Extended Data Fig. 5.

Related to Figure 5

a. Barplot of feature importance scores calculated using recursive feature selection method for predicting gene expression levels, shows that 8 out of 10 features scored as important ranked by high to low. Pink indicates 1D features, while blue indicates 3D variables. Light blue color indicates the features that were not selected for model training. For further details see also Supplementary Table 6.

b. Spearman correlation values between each of the 10 variables considered for our 3D model with gene expression levels (left) and differential expression levels (right). For each feature the dots represent the minimum, mean and maximum correlation score from 4 tested cell lines (ESC, TSC, XEN and EPISC) (left) or from 6 differential analysis pairs (right). For further details see also Supplementary Table 6.

c. Area Under Curve (AUC) scores and Spearman Correlation scores generated for predicting classification of gene expression (top 10% high vs low expressing genes, left graph) and absolute levels (right graph) in ESC or TSC cells using each of our 3D-HiChAT, Promoter-1D and Linear-1D models across various distances from the TSS (5kb-100kb). Each dot represents the average score across all 20 chromosomes using the LOCO approach, while error bars show standard deviation. See also Extended Data Figure 5 for the rest of the cell lines and comparisons. For further details see also Supplementary Table 6.

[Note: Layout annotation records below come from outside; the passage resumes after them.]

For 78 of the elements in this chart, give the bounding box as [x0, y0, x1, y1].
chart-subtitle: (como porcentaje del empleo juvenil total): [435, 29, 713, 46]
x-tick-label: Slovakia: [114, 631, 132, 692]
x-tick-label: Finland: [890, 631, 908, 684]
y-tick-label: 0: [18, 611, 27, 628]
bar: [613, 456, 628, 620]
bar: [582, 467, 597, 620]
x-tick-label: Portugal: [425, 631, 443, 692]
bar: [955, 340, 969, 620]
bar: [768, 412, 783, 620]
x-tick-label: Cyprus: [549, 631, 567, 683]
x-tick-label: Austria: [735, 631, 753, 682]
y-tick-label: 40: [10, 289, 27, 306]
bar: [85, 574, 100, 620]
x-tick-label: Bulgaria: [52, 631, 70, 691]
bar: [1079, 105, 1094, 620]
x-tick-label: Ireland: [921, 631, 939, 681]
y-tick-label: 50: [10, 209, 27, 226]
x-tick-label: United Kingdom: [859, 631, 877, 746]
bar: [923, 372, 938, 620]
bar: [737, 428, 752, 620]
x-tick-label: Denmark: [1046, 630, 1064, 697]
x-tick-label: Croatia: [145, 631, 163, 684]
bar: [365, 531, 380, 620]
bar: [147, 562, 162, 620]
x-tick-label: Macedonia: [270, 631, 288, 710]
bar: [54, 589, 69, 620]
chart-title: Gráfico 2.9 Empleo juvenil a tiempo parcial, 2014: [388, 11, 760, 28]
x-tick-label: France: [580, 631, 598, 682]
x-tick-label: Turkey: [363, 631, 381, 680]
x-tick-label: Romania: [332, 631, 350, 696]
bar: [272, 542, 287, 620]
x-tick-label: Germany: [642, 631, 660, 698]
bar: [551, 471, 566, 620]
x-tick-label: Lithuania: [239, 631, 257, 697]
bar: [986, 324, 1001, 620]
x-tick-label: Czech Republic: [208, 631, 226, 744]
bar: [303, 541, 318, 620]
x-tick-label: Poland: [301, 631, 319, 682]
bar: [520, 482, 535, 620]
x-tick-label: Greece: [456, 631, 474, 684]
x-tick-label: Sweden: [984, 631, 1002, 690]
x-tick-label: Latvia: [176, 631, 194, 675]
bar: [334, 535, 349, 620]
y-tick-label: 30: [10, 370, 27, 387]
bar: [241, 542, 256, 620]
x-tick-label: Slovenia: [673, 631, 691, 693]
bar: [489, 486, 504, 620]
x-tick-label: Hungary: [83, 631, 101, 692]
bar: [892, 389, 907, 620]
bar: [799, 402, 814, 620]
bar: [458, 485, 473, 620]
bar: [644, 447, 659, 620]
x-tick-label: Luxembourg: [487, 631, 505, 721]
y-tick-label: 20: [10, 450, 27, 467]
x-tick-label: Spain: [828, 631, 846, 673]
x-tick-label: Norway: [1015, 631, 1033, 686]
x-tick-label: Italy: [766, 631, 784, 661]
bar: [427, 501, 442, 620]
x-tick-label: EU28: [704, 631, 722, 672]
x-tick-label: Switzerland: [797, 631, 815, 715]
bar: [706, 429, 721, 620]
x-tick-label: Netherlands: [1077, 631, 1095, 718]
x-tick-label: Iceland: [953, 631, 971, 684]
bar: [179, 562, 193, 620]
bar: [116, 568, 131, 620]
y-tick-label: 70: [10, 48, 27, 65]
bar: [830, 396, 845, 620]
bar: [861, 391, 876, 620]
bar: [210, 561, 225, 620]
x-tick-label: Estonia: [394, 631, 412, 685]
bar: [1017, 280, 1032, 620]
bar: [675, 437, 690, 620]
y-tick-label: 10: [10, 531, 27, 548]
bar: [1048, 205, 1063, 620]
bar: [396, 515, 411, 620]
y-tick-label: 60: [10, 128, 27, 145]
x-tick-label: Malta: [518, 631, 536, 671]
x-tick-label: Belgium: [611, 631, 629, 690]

d. Plots showing AUC and Sperman correlation scores for predicting classification of gene expression (top 10% high vs low expressing genes, left graph) and absolute levels (right graph) using 3D-HiChAT model (Trained in TSCs) in various lineages including mouse lineages: TSCs, ESCs, XEN, EpiSCs and MEFs⁴² and published data from human lineages: Naïve T cells, T-Helper 17 Cells (Th17), and T regulatory cells (Tregs)^151,152.

e. Area Under Curve (AUC) scores and Spearman Correlation scores generated for predicting differential expression classification (top 10% up or downregulated, left) and fold change expression (right) between XEN and ESCs using each of 3D-HiChAT, Promoter-1D and Linear-1D models across various distances from the TSS (5kb-100kb). Each dot represents the average score across all 20 chromosomes using the LOCO approach, while error bars show standard deviation. For further details see also Supplementary Table 6.

f. Ranked perturbation scores (%) as predicted by in silico perturbations of ~46K E-P pairs in ESC, ~46.7K in TSC and ~53.1K in XEN using the 3D-HiChAT model. The dotted horizontal lines indicate the selected cut-offs for impactful or not perturbations, defined as the points on the curves where the slope of the tangent is >1 (blue) or <−1 (red). The latter represent putative functional enhancer-promoter pairs, since in silico perturbation of the enahcers results in reduced predicted gene expression levels.

g. Scatterplot comparing for each anchor the predicted perturbation scores from our 3D-HiChAT model with the respective ABC scores. The R Spearman correlation value is shown on the top.

h. Boxplots showing that enhancers with high 3D-HiChAT-predicted perturbation scores and low ABC scores (red) are significantly more distal to their target genes (loop size) than those with concordant high scores in both models (blue) (left plot). Similarly, comparison of all enhancers/anchors with either high 3D-HiChAT predicted perturbation scores (perturbation <−10%, red) or high ABC scores (ABC>0.7), show that 3D-HiChAT predicts potentially functional enhancers at larger distances (right plot). n, indicates the number of anchors used for each comparison. Asterisk indicates significance, p-val<0.001

Note: all statistics are provided in Supplementary Table 9.